When that LED turns blue, dab some oil onto the nail, place the carb cap over it and inhale. To run it even hotter, start it up a second time immediately after the first heat cycle completes.
The Dr. Dabber Boost is a likable little dab rig. First and foremost, it functions well, producing potent clouds of atomized cannabinoids beyond what most portable pens can generate. I started my testing with a high-cannabidiol extract from the Harlequin plant that I obtained from WAMOil, the closest oil processor to my south Seattle home. I’m game for most anything, and oil’s oil, right?
Fifteen minutes later I couldn’t muster the mental willpower to command my motor functions to move my body from the living room chair. It was stereotypical stoner couch lock, something I’m unaccustomed to.
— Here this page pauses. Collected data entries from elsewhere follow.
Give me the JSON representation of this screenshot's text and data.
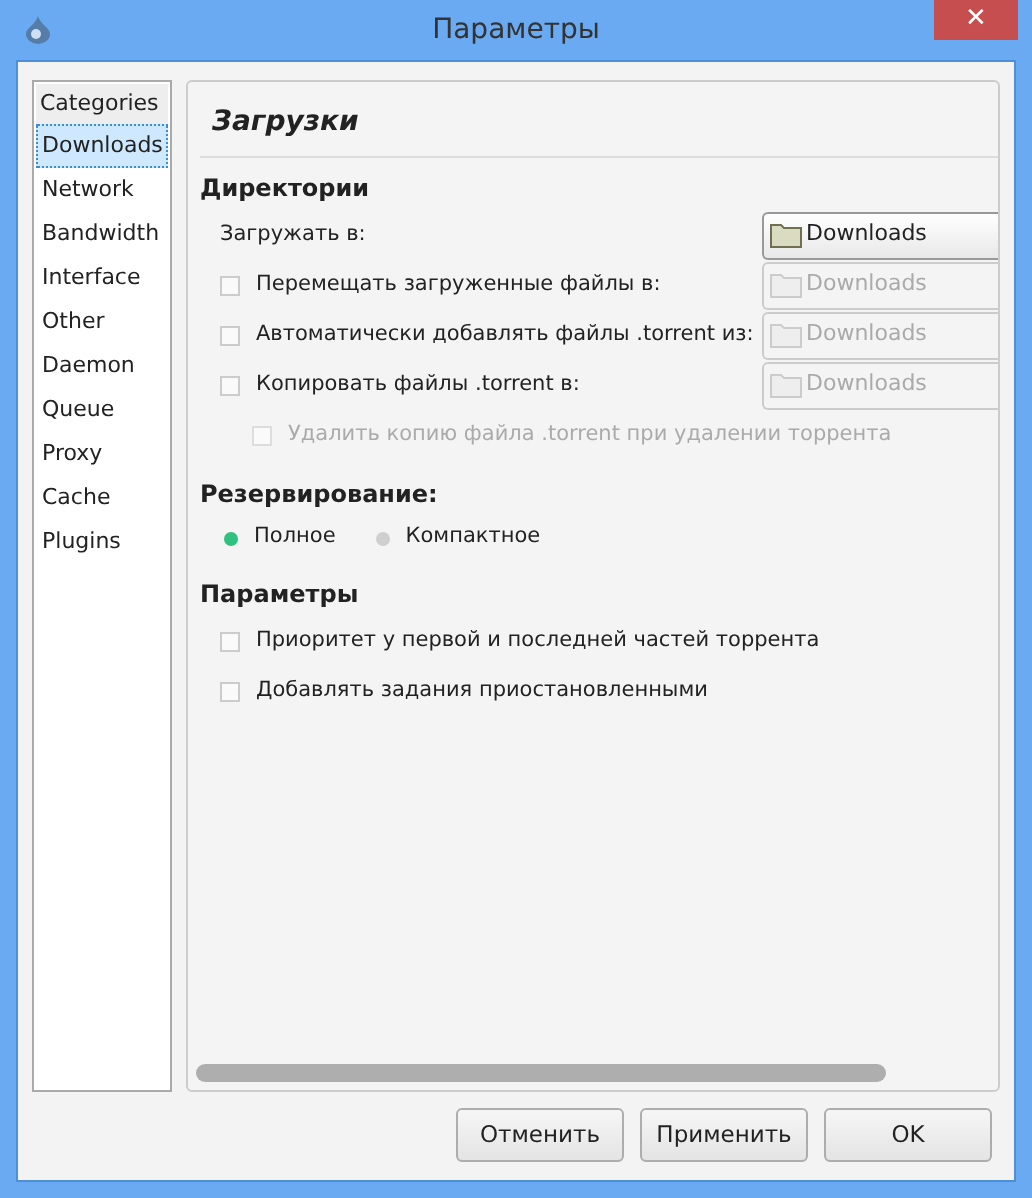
{
  "window": {
    "title": "Параметры",
    "close": "✕"
  },
  "sidebar": {
    "header": "Categories",
    "items": [
      {
        "label": "Downloads",
        "selected": true
      },
      {
        "label": "Network",
        "selected": false
      },
      {
        "label": "Bandwidth",
        "selected": false
      },
      {
        "label": "Interface",
        "selected": false
      },
      {
        "label": "Other",
        "selected": false
      },
      {
        "label": "Daemon",
        "selected": false
      },
      {
        "label": "Queue",
        "selected": false
      },
      {
        "label": "Proxy",
        "selected": false
      },
      {
        "label": "Cache",
        "selected": false
      },
      {
        "label": "Plugins",
        "selected": false
      }
    ]
  },
  "panel": {
    "title": "Загрузки",
    "sections": [
      {
        "heading": "Директории",
        "kind": "rows",
        "rows": [
          {
            "kind": "label",
            "label": "Загружать в:",
            "path": {
              "value": "Downloads",
              "disabled": false
            }
          },
          {
            "kind": "checkbox",
            "label": "Перемещать загруженные файлы в:",
            "checked": false,
            "disabled": false,
            "path": {
              "value": "Downloads",
              "disabled": true
            }
          },
          {
            "kind": "checkbox",
            "label": "Автоматически добавлять файлы .torrent из:",
            "checked": false,
            "disabled": false,
            "path": {
              "value": "Downloads",
              "disabled": true
            }
          },
          {
            "kind": "checkbox",
            "label": "Копировать файлы .torrent в:",
            "checked": false,
            "disabled": false,
            "path": {
              "value": "Downloads",
              "disabled": true
            },
            "children": [
              {
                "kind": "checkbox",
                "label": "Удалить копию файла .torrent при удалении торрента",
                "checked": false,
                "disabled": true
              }
            ]
          }
        ]
      },
      {
        "heading": "Резервирование:",
        "kind": "radios",
        "options": [
          {
            "label": "Полное",
            "selected": true
          },
          {
            "label": "Компактное",
            "selected": false
          }
        ]
      },
      {
        "heading": "Параметры",
        "kind": "rows",
        "rows": [
          {
            "kind": "checkbox",
            "label": "Приоритет у первой и последней частей торрента",
            "checked": false,
            "disabled": false
          },
          {
            "kind": "checkbox",
            "label": "Добавлять задания приостановленными",
            "checked": false,
            "disabled": false
          }
        ]
      }
    ]
  },
  "buttons": [
    "Отменить",
    "Применить",
    "OK"
  ]
}
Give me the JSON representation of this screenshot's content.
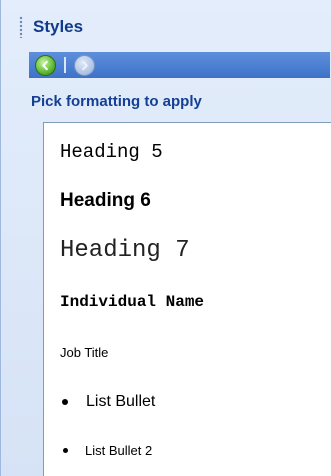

It was pleasant, not worrisome, like I imagined moving my body was possible if absolutely necessary — oven fire, earthquake, volcanic eruption — I simply lacked any desire to do so. “So I think the little dab rig works,” I mumbled half-heartedly.
It looks and feels nice too. The body is mostly metal and feels sturdy, and the glass is super classy. The thought put into the attachment points shines through. Friction from two o-rings keeps the glass percolator snugly on the ceramic top. A weighted base attaches to the body with neodymium magnets. The carb cap has a detachable handle that also uses a magnet. I have a sweet spot for both functional glass and powerful magnets, so I feel small joy just working the device. It travels perfectly in the included foam-padded carrying case.
On the downside, the Dr. Dabber Boost is certainly no desktop e-nail, and doesn’t run as hot or have actual temperature control. It operates for 45 to 60 seconds and the temperature constantly increases during that time. For those used to consistently-maintained, high-temperature dabbing, the Boost may frustrate. And when I put the ceramic nail through a dry run, it produced a faint trail of smoke that didn’t seem to lessen after a half-dozen runs, aborting all ceramic nail testing. Don’t know what that’s about, but it seems best avoided.
The Boost is a sweet little portable dab rig — as is any other latest-generation H-Enail rebrand, I presume. Cannabis consumers pay a premium for importers to customize generic vaporizers with some other logo, but I balk at the thought of paying twice the attainable price to get, more or less, a custom keychain in my padded mini-case. Frugal reticence aside, I really like the Dr. Dabber Boost.
The Dr. Dabber Boost retails for $199.95.